Uno degli aspetti meno analizzati della guerra tra Israele e Hamas è il suo impatto sulla crisi climatica, misurato da un nuovo studio.
Uno studio che coinvolge diverse università inglesi ha analizzato parzialmente l’impronta climatica che la guerra tra Israele e Hamas sta avendo sull’ambiente. L’anidride carbonica emessa dalle sole operazioni militari supera quella di diversi Paesi del mondo e lo studio non calcola le conseguenze successive della ricostruzione di Gaza.
La guerra viene analizzata raramente sotto l’aspetto ambientale. I conflitti, ma anche gli addestramenti delle truppe, non vengono conteggiati nelle attività antropiche che influiscono sul cambiamento climatico. Si calcola però che impattino per circa il 6% del totale delle emissioni di anidride carbonica nel mondo. La guerra a Gaza in particolare si sta rivelando molto inquinante a livello di gas serra, per diversi motivi.

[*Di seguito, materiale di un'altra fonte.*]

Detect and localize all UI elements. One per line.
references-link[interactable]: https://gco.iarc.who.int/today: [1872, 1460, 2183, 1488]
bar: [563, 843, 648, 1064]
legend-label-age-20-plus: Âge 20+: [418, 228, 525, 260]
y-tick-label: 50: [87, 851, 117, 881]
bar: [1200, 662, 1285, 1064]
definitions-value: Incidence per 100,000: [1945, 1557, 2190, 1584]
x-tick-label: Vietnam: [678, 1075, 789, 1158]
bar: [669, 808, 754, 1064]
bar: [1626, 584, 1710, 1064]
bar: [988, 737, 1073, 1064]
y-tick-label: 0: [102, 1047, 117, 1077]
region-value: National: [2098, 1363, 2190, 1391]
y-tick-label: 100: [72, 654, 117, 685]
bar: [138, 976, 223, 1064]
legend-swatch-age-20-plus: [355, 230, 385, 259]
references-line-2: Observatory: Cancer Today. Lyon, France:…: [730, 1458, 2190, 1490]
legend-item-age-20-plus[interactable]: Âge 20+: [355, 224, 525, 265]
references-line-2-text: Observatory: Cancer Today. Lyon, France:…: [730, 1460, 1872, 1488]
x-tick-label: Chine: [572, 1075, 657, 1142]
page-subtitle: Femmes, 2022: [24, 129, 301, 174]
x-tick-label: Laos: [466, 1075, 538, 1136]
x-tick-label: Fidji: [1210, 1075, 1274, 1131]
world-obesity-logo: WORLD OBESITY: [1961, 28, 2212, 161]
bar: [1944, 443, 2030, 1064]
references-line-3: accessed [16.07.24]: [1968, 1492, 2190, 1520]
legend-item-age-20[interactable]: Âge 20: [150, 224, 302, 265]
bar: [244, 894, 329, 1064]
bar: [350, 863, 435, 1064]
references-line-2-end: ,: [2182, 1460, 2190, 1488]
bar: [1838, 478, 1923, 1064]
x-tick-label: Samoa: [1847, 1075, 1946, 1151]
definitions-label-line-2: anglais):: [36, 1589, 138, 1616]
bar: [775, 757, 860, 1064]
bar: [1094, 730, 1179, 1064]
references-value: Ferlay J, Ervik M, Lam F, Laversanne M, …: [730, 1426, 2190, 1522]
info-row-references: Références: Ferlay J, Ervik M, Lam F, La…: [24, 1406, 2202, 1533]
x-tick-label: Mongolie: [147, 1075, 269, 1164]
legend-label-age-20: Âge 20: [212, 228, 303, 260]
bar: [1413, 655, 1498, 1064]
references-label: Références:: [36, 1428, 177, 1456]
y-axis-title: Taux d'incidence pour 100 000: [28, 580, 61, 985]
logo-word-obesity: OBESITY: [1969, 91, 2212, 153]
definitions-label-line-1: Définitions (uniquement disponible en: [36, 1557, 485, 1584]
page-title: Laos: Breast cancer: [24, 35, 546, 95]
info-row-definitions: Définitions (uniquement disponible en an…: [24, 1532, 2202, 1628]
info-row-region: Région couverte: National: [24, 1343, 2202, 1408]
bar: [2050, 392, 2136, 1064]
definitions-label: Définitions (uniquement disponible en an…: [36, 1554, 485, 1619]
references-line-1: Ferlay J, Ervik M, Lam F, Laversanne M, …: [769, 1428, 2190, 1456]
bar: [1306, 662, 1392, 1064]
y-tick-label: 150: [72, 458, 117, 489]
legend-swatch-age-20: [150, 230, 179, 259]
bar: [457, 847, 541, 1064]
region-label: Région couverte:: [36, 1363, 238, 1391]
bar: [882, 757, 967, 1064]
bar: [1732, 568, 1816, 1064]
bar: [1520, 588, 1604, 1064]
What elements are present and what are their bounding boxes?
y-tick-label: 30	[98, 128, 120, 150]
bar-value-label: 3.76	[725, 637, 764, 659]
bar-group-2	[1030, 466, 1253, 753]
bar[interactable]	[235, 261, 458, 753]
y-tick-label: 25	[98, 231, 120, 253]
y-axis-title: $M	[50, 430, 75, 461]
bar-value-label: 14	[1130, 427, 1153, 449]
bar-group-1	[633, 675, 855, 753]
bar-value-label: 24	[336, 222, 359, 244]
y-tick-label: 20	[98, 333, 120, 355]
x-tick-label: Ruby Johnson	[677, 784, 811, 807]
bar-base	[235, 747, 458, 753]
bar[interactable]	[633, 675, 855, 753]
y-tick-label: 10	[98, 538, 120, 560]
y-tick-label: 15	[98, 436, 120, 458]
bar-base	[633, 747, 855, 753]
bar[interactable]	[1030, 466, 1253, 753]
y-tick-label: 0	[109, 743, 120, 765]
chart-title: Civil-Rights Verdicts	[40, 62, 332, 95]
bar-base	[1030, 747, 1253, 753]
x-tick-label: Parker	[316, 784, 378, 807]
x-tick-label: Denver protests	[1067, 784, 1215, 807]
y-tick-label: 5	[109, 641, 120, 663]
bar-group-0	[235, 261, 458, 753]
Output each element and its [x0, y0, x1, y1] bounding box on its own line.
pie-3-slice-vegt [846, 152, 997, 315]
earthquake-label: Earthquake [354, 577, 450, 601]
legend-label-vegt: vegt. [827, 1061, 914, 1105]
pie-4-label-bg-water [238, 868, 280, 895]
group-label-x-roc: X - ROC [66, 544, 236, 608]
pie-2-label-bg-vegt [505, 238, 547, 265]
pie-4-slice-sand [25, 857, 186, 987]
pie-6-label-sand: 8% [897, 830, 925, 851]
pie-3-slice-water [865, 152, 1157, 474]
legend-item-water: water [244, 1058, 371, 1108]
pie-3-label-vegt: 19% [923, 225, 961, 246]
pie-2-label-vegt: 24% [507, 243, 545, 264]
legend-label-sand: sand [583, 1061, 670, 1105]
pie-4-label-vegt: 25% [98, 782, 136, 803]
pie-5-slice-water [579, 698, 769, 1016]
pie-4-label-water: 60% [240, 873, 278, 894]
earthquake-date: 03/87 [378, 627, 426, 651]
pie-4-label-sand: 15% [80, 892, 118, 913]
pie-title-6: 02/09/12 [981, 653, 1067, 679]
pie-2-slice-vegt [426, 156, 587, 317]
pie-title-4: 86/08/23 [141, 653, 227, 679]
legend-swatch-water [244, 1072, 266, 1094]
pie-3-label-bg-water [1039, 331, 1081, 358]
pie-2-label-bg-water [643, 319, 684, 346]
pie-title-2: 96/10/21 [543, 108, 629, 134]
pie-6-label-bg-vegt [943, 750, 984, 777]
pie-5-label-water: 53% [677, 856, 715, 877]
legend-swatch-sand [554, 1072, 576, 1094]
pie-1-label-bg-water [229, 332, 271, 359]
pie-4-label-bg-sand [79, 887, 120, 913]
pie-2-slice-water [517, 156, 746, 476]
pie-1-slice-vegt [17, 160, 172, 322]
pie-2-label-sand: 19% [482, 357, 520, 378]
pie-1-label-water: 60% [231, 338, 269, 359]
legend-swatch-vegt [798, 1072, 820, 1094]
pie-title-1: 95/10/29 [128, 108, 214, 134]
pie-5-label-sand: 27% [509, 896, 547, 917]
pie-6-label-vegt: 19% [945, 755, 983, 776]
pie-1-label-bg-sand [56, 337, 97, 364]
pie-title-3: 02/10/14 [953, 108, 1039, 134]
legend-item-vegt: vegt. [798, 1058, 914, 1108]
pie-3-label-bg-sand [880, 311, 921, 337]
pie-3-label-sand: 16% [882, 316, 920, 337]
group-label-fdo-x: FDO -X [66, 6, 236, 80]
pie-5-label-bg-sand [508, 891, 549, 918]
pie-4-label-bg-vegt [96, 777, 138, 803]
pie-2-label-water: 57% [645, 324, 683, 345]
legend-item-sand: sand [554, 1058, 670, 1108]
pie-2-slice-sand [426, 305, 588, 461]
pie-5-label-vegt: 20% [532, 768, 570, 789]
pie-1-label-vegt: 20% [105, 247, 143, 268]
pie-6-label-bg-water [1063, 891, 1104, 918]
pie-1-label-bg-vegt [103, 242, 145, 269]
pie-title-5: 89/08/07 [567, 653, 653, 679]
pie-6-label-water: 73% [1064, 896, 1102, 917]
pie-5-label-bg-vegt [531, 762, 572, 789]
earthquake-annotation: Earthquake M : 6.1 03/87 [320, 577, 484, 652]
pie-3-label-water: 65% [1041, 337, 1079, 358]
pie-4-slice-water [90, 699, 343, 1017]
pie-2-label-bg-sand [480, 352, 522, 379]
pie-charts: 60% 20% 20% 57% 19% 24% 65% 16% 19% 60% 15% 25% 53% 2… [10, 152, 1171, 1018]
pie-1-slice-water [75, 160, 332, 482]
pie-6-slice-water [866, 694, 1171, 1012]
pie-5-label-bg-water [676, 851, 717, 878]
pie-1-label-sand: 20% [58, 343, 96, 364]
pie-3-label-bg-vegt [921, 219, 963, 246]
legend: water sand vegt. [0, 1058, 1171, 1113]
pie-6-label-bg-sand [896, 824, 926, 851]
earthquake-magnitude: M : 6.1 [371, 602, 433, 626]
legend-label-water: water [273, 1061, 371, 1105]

Uno studio che include numerose università inglesi ha dimostrato che il conflitto tra Hamas e Israele ha emesso più di 280.000 tonnellate di CO2 in due mesi. Si tratta di una quantità di anidride carbonica pari a quella di 150.00 tonnellate di carbone. La buona parte di queste emissioni deriva soltanto dalle attività belliche più inquinanti prese in considerazione dallo studio.
Si tratta dei voli aerei militari e di rifornimento verso Israele, dell’impiego e della costruzione e riparazione dei carri armati e soprattutto dei bombardamenti. Lo studio rivela che la quasi totalità dell’anidride carbonica prodotta a Gaza negli ultimi due mesi deriva proprio dalle esplosioni causate dalle bombe di Israele.
Questa stima è comunque al ribasso. Lo studio non ha un orizzonte così ampio da coprire ogni attività legata all’invasione di terra e ai bombardamenti. Per questa ragione si calcola che le stime reali potrebbero essere tra le 5 e le 8 volte superiori a quelle presenti nelle conclusioni dello studio.
A guerra finita però, dice uno degli autori dello studio, le cose potrebbero non migliorare così velocemente. Quando le operazioni militari termineranno, Israele avrà distrutto un’enorme quantità di edifici presenti a Gaza. Questo porterà di conseguenza a una grande campagna di ricostruzione della Striscia, con mezzi che con ogni probabilità non saranno all’avanguardia per il rispetto ambientale, date le condizioni economiche depresse dell’area.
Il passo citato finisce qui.